Pendant la journée, le feu avait surtout évolué au coeur de la forêt, sans menacer directement les villages situés sur les collines au nord d'Abrantes, dont six avaient été évacués la veille. Les survols des avions bombardiers d'eau et des hélicoptères, dont le soutien est crucial dans des incendies de grande dimension, devaient toutefois cesser à la nuit tombée.
Risque «très élevé»
Un autre brasier près de Grandola, dans le district de Setubal, a nécessité l'intervention de plus de 200 pompiers afin d'être maîtrisé vendredi en milieu de journée, après avoir ravagé quelque 3000 hectares de végétation, en partie dans une forêt de chênes-lièges, selon les autorités locales.
Un feu moins important a provoqué l'interruption d'une autoroute à hauteur de Santo Tirso, dans le district de Porto.
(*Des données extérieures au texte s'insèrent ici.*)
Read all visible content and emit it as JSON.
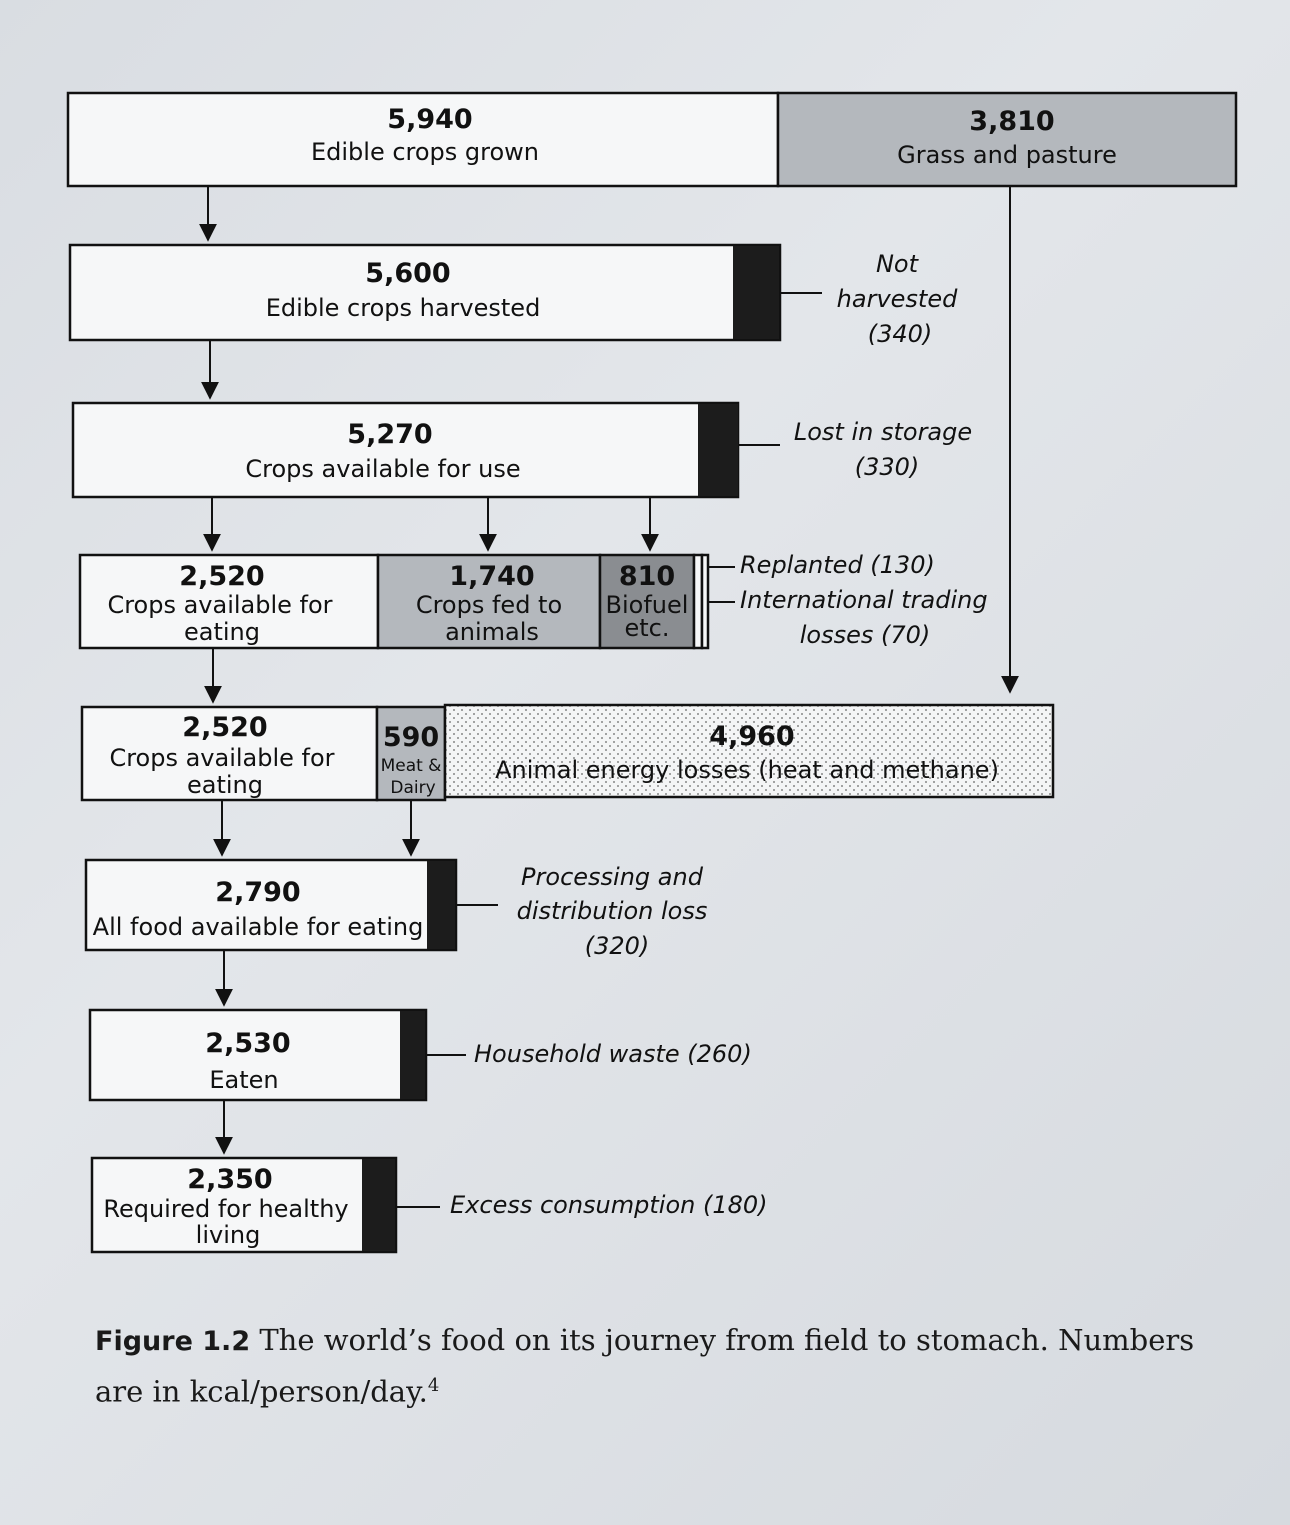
{
  "stages": {
    "grown": {
      "value": "5,940",
      "label": "Edible crops grown"
    },
    "grass": {
      "value": "3,810",
      "label": "Grass and pasture"
    },
    "harvested": {
      "value": "5,600",
      "label": "Edible crops harvested"
    },
    "not_harvested": {
      "label_line1": "Not",
      "label_line2": "harvested",
      "value": "(340)"
    },
    "available_use": {
      "value": "5,270",
      "label": "Crops available for use"
    },
    "lost_storage": {
      "label": "Lost in storage",
      "value": "(330)"
    },
    "eating1": {
      "value": "2,520",
      "label_line1": "Crops available for",
      "label_line2": "eating"
    },
    "fed_animals": {
      "value": "1,740",
      "label_line1": "Crops fed to",
      "label_line2": "animals"
    },
    "biofuel": {
      "value": "810",
      "label_line1": "Biofuel",
      "label_line2": "etc."
    },
    "replanted": {
      "label": "Replanted (130)"
    },
    "trading": {
      "label_line1": "International trading",
      "label_line2": "losses (70)"
    },
    "eating2": {
      "value": "2,520",
      "label_line1": "Crops available for",
      "label_line2": "eating"
    },
    "meat_dairy": {
      "value": "590",
      "label_line1": "Meat &",
      "label_line2": "Dairy"
    },
    "animal_losses": {
      "value": "4,960",
      "label": "Animal energy losses (heat and methane)"
    },
    "all_food": {
      "value": "2,790",
      "label": "All food available for eating"
    },
    "processing": {
      "label_line1": "Processing and",
      "label_line2": "distribution loss",
      "value": "(320)"
    },
    "eaten": {
      "value": "2,530",
      "label": "Eaten"
    },
    "household": {
      "label": "Household waste (260)"
    },
    "required": {
      "value": "2,350",
      "label_line1": "Required for healthy",
      "label_line2": "living"
    },
    "excess": {
      "label": "Excess consumption (180)"
    }
  },
  "caption": {
    "figure": "Figure 1.2",
    "text": "The world’s food on its journey from field to stomach. Numbers are in kcal/person/day.",
    "footnote": "4"
  }
}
Une autre autoroute a été coupée par le feu à Cantanhede, dans la région de Coimbra.
La veille, la circulation sur l'autoroute entre Lisbonne et Porto et sur la voie ferrée reliant la capitale au sud du pays avait été interrompue pendant plusieurs heures.
L'ensemble du pays restait donc en alerte en raison de conditions climatiques propices aux feux de forêt, avec des températures avoisinant les 40 degrés Celcius, un taux d'humidité très faible et des vents qui devaient augmenter en intensité.
«Nous allons maintenir tous nos moyens sur le terrain», a assuré la porte-parole de la Protection civile, alors que le risque d'incendie est considéré comme «très élevé» dans de nombreuses régions, au moins jusqu'à dimanche.
Après un hiver et un printemps inhabituellement secs, 80 % du territoire portugais connaît une sécheresse sévère ou extrême depuis la fin de juillet.
Frappé de nombreux incendies cet été, le Portugal a été profondément marqué par la mort de 64 personnes dans un gigantesque feu de forêt qui a fait rage pendant cinq jours en juin, près de Pedrogao Grande.
Une grande partie des victimes sont mortes dans leurs voitures sur une route nationale, piégées par des flammes d'une intensité inouïe, qui ont fait également plus de 250 blessés.